Surrounded by 20,000 Texans cheering and chanting, “The Wall. The Wall. You Built the Wall. Such a wonderful Wall. The Emperor’s Wall.”

And Nancy of Pelosi quieted the crowd. “I thank the Emperor from the bottom of my heart, because he has built us a wonderful wall of shiny steel. As he promised, this is not a medieval wall. This is a smart wall with see-through visibility and cutting-edge technology.”

The Santa Ana National Wildlife Refuge in Hidalgo County, Texas. Photo courtesy U.S. Fish and Wildlife Service

And as she raised her right arm, 20,000 Texans chanted: “The Wall. The Wall. You Built Us the Wall. Such a wonderful Wall. The Emperor’s New Wall.”

And in his mind, the Emperor saw his beautiful wall. And he smiled to the crowd. And he waved to the crowd. And as Nancy of Pelosi raised her left arm, 20,000 Texans chanted: “The Wall. The Wall. You Built Us the Wall. Such a wonderful Wall. The Emperor’s New Wall.”

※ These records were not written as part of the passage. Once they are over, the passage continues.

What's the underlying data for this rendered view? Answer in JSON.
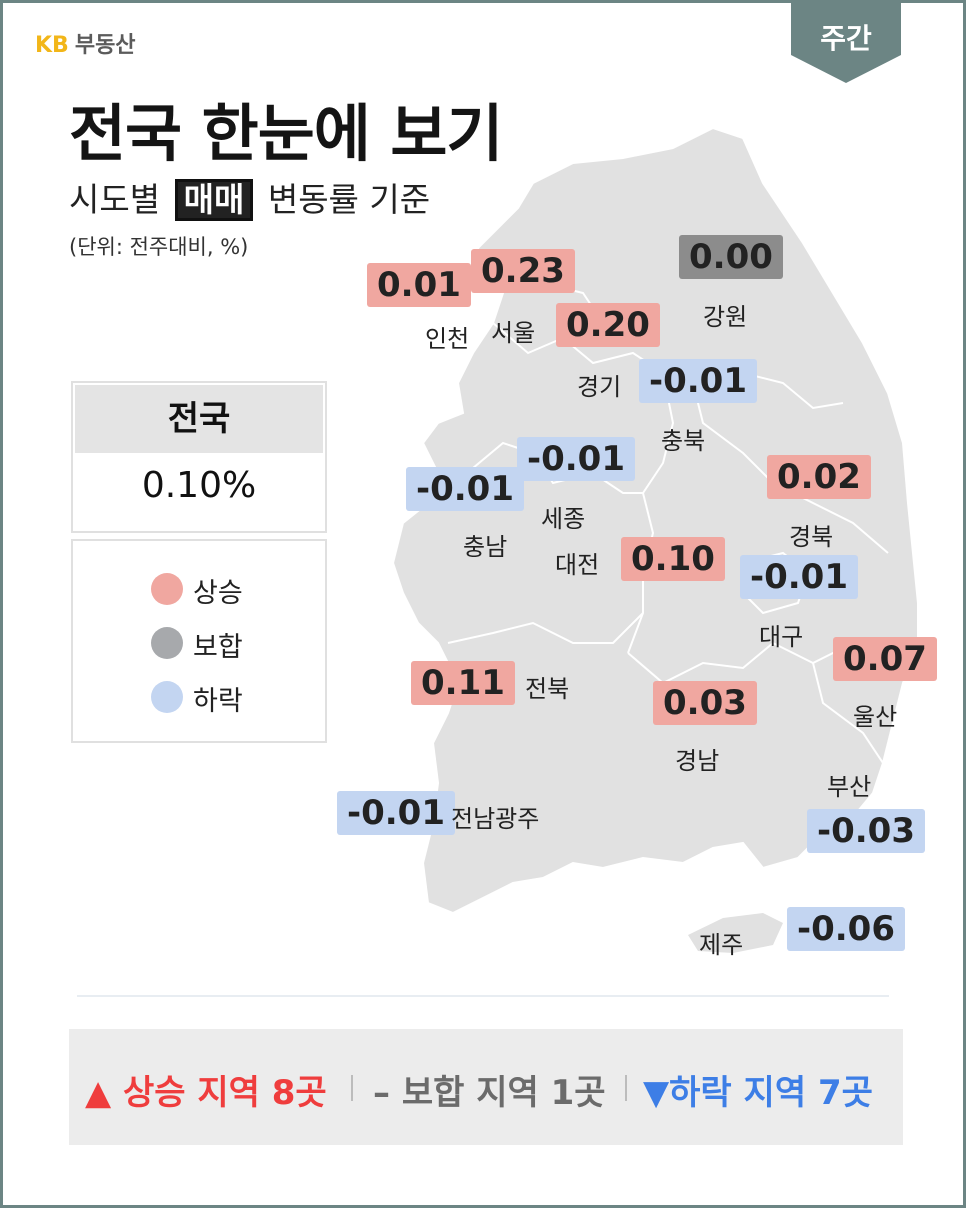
{
  "brand": {
    "kb": "KB",
    "name": "부동산"
  },
  "period_tag": "주간",
  "title": "전국 한눈에 보기",
  "subtitle": {
    "prefix": "시도별",
    "highlight": "매매",
    "suffix": "변동률 기준"
  },
  "unit_note": "(단위: 전주대비, %)",
  "national": {
    "label": "전국",
    "value": "0.10%"
  },
  "legend": [
    {
      "label": "상승",
      "color": "#f0a7a0"
    },
    {
      "label": "보합",
      "color": "#a7a9ac"
    },
    {
      "label": "하락",
      "color": "#c3d5f1"
    }
  ],
  "colors": {
    "up": "#f0a7a0",
    "flat": "#8c8c8c",
    "down": "#c3d5f1",
    "up_text": "#ef3d3d",
    "flat_text": "#6b6b6b",
    "down_text": "#3d7ee6",
    "frame": "#6c8584",
    "map": "#e1e1e1"
  },
  "regions": {
    "incheon": {
      "name": "인천",
      "value": "0.01"
    },
    "seoul": {
      "name": "서울",
      "value": "0.23"
    },
    "gangwon": {
      "name": "강원",
      "value": "0.00"
    },
    "gyeonggi": {
      "name": "경기",
      "value": "0.20"
    },
    "chungbuk": {
      "name": "충북",
      "value": "-0.01"
    },
    "sejong": {
      "name": "세종",
      "value": "-0.01"
    },
    "chungnam": {
      "name": "충남",
      "value": "-0.01"
    },
    "gyeongbuk": {
      "name": "경북",
      "value": "0.02"
    },
    "daejeon": {
      "name": "대전",
      "value": "0.10"
    },
    "daegu": {
      "name": "대구",
      "value": "-0.01"
    },
    "ulsan": {
      "name": "울산",
      "value": "0.07"
    },
    "jeonbuk": {
      "name": "전북",
      "value": "0.11"
    },
    "gyeongnam": {
      "name": "경남",
      "value": "0.03"
    },
    "busan": {
      "name": "부산",
      "value": "-0.03"
    },
    "jeonnam_gwangju": {
      "name": "전남광주",
      "value": "-0.01"
    },
    "jeju": {
      "name": "제주",
      "value": "-0.06"
    }
  },
  "summary": {
    "up": "▲ 상승 지역 8곳",
    "flat": "– 보합 지역 1곳",
    "down": "▼하락 지역 7곳"
  }
}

And as he and Mevanka flew the Royal Jet back to the Royal House of White, the Emperor called his new Chief Counselor, Mulvaney the Mike and ordered him to reopen the House of the Commonfolk. The Emperor called the Royal Chef and told him to prepare a great big batch of Cream of Magic Mushroom Soup. He turned to Mevanka and said “The Wall is a wonderful wall.” Then fell into a deep and restful sleep, lost in a lovely dreamland, his new, steel-slat wall reflecting colors uncommonly fine.

And from that day forward, everyone in the land was taught that the Emperor’s New Wall was a wonderful wall.